In the rainforest, the earth resists compaction, drains excellently, and stays moist.
So to mimic this, I’d choose spongey coco coir as a base and mix in some additives to boost drainage. Use whatever you have to hand – orchid bark, charcoal, or pearlite will all work great.
Earthworm castings are a great addition too, as it acts as a natural fertilizer.
Avoid anything dense (like potting soil). It might be inexpensive, but it doesn’t drain well enough.
Pilea involucrata Humidity & Temperature Needs
Pilea involucrata is native to Central and South America, so it’s no surprise that she loves heat and humidity (just like me).
Unless you keep your home like a refrigerator, the temperature is unlikely to be a cause for concern.
Anything around 60-80°F and above is more than fine, but it could struggle in cooler temperatures.
However, high humidity is an absolute must to help this plant thrive.
If anyone ever comes to me with Pilea problems, my first thought is that the humidity is too low.
While it can survive humidity levels around 50%, your involucrata will always be happier to soak up more. I’d aim for 60% at a bare minimum.
P. involucrata will reward you with two new leaves at a time as it grows, both sprouting from the central stem but on opposite sides.
Each pair will grow at the opposite angle to the last pair, creating a beautiful overlapping affect – North and South, then East and West, and repeat.
These plants will never grow to massive heights, but they are crawlers.
They grow by putting out new stems and leaves next to their mother plant, growing horizontally but not much vertically.
Like many other Pilea, you can expect this lovely plant to flower in the warmer months if it’s happy.
Easy Pilea involucrata Propagation
As you know, the Friendship Plant has a reputation for being a breeze to propagate.
If you’ve ever owned a Chinese Money Plant (Pilea peperomioides), you’ll understand just how. Those bad boys won’t stop multiplying.
As we’ve just covered, the Friendship Plant will grow horizontally by pushing offshoots around the base of the plant. These can then be established into new plants themselves.
You can tease these babies away or snip them off and let them root up in water. Even stem cuttings from the mother plant will root up great.
Newly rooted plant babies make brilliant gifts! If you have a friend that doesn’t want a Friendship Plant, they are no friend at all.
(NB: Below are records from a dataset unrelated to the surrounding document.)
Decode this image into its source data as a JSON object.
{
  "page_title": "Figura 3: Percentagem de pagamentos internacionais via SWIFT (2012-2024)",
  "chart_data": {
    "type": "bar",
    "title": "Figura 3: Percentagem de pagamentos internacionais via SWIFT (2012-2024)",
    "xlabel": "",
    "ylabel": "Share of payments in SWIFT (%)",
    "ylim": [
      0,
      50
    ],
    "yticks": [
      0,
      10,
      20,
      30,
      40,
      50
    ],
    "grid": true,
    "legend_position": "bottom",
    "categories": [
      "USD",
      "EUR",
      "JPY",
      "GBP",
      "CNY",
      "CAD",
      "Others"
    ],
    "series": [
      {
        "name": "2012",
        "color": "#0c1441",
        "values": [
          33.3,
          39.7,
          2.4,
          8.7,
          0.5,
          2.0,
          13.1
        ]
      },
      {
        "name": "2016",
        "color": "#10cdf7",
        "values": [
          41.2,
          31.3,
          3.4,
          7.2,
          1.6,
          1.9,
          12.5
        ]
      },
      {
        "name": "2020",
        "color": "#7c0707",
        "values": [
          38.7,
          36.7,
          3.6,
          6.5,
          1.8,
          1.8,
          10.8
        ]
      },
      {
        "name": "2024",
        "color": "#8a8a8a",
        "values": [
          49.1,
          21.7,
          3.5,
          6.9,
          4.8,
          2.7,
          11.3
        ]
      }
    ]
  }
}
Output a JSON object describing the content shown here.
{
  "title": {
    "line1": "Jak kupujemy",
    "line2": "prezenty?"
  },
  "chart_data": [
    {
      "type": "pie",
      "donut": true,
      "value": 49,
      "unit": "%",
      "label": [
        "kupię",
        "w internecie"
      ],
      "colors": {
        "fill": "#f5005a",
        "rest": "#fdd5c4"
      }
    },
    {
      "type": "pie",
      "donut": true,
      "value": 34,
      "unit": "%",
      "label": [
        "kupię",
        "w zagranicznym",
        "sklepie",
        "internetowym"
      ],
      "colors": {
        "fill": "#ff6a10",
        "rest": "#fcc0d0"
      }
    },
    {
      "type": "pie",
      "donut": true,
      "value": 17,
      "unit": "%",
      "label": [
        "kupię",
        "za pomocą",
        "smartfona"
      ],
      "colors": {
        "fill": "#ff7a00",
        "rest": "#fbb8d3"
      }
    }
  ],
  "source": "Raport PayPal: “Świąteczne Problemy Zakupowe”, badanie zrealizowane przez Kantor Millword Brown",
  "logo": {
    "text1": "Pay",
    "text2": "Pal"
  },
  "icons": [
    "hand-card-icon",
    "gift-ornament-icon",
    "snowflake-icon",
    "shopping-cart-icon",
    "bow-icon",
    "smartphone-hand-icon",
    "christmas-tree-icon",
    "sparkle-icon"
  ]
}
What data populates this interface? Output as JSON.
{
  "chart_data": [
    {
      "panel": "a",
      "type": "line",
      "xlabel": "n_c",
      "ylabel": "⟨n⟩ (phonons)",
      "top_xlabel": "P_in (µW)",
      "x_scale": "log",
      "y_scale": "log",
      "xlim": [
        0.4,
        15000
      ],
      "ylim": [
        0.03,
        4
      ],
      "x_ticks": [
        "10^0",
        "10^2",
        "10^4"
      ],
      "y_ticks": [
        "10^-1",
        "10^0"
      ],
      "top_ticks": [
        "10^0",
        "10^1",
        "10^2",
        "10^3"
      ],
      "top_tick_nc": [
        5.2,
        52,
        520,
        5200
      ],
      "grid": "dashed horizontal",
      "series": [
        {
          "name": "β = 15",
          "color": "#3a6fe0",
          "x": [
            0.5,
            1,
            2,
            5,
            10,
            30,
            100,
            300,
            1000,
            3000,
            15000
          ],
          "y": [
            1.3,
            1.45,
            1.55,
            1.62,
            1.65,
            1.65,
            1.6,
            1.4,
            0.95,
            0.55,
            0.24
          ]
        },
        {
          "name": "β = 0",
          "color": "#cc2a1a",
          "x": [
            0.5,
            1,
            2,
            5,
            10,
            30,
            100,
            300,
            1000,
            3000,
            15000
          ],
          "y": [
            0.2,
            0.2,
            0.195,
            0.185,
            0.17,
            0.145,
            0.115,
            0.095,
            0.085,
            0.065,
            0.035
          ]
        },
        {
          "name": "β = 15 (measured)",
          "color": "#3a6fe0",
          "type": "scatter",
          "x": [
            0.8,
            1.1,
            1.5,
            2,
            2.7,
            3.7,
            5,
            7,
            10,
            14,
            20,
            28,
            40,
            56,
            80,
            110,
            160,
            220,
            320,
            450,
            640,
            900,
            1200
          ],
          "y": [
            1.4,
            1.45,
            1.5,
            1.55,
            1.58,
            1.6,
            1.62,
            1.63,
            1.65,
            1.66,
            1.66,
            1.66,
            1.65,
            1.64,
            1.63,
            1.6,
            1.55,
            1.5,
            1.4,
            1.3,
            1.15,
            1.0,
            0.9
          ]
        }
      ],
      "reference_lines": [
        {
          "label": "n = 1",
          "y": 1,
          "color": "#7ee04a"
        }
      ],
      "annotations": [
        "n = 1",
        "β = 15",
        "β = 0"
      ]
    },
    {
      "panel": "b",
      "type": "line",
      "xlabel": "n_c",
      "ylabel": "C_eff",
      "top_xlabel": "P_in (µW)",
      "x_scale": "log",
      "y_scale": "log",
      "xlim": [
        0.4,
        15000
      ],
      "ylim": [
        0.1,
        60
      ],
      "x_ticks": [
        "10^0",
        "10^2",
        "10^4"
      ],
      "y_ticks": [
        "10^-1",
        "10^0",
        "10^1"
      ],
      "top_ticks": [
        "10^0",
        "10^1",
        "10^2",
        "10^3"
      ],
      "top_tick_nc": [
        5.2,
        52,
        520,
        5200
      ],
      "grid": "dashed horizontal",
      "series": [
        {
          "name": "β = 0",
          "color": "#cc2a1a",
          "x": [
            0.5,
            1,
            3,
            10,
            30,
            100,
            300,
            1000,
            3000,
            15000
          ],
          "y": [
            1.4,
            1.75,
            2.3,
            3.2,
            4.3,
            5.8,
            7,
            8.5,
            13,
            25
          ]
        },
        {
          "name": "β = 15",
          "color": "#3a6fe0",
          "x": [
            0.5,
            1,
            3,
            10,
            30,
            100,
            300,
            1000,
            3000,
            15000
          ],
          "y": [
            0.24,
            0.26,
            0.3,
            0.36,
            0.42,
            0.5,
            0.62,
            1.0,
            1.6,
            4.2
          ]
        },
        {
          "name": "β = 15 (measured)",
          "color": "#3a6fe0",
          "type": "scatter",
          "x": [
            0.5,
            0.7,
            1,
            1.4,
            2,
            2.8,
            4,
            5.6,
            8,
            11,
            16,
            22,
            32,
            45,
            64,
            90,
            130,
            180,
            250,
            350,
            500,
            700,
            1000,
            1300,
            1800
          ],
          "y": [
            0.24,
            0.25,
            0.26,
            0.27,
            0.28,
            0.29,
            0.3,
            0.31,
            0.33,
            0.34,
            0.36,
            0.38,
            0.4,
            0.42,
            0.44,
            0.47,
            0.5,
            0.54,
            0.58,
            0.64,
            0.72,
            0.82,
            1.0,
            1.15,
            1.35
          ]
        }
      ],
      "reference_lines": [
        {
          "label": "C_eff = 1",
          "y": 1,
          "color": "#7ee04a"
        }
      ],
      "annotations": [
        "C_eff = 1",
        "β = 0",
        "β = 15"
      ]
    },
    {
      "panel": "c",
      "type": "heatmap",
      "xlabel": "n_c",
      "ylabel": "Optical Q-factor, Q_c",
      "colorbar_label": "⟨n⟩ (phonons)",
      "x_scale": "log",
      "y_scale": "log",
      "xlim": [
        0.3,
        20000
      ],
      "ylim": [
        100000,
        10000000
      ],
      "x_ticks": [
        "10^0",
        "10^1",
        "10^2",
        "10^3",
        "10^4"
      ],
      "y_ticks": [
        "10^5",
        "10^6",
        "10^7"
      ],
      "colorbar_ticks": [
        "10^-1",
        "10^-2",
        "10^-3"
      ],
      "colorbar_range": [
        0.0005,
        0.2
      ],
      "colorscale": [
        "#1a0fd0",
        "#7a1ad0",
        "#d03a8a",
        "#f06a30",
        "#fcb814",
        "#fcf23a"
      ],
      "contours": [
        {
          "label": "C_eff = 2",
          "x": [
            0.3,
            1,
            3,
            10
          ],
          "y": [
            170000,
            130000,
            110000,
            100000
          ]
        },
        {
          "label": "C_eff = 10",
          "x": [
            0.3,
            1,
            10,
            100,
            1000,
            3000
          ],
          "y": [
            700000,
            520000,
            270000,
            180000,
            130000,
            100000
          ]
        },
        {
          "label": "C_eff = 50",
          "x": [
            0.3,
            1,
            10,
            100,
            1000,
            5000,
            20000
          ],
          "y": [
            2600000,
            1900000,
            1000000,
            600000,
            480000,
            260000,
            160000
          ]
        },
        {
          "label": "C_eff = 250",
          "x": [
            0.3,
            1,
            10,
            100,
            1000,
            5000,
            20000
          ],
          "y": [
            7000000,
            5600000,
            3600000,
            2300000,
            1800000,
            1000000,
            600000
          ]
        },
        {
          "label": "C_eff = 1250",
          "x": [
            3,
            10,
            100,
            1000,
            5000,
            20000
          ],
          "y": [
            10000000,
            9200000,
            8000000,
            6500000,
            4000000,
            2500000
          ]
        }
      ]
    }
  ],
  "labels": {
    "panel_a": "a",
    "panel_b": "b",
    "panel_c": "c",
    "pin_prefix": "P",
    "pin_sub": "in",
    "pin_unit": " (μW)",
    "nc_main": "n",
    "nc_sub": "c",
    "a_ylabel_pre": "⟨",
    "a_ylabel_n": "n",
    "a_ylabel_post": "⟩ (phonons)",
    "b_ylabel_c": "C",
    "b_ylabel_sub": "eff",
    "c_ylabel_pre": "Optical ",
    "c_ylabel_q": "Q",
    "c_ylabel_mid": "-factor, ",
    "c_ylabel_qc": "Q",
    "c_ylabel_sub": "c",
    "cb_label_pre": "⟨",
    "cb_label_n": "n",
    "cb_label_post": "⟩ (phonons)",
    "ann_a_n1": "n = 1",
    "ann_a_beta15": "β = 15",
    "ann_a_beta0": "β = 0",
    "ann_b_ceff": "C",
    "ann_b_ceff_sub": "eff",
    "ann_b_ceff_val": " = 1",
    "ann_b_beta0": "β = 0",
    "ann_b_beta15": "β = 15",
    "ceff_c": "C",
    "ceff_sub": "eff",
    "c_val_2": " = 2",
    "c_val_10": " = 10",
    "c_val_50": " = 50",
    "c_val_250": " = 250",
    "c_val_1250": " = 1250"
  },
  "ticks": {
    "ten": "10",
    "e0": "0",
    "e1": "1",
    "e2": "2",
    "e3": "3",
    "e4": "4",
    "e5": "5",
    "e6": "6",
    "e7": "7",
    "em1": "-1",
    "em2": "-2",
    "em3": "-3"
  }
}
You can’t trust anyone who doesn’t want more plants…
Pilea involucrata is nontoxic to pets (and people), so there’s no excuse, really!
Varieties & Similar Plants
There are several cultivars of this plant on the market today.
However, to be honest, both Pilea involucrata ‘Pan Am’ and Pilea involucrata ‘Norfolk’ seem to offer nothing unique. And in typical Pilea fashion, the internet can’t seem to decide where they come from or what they look like. It’s only the Pilea involucrata ‘Silver’ that has any notable visual differentiation.
Thankfully, this plant isn’t alone in its wacky aesthetics; the Pilea genus is one big, funky family.
With deep forest green pointed leaves and shimmery silver highlights, the Aluminum Plant (Pilea cadierei) is a gorgeous option.
And if you like the involucrata‘s deep burgundy tones, you’re sure to like Pilea repens; it’s similar but without metallic details.
At the other end of the Pilea scale, Pilea glauca and Pilea depressa are tiny little trailing delights.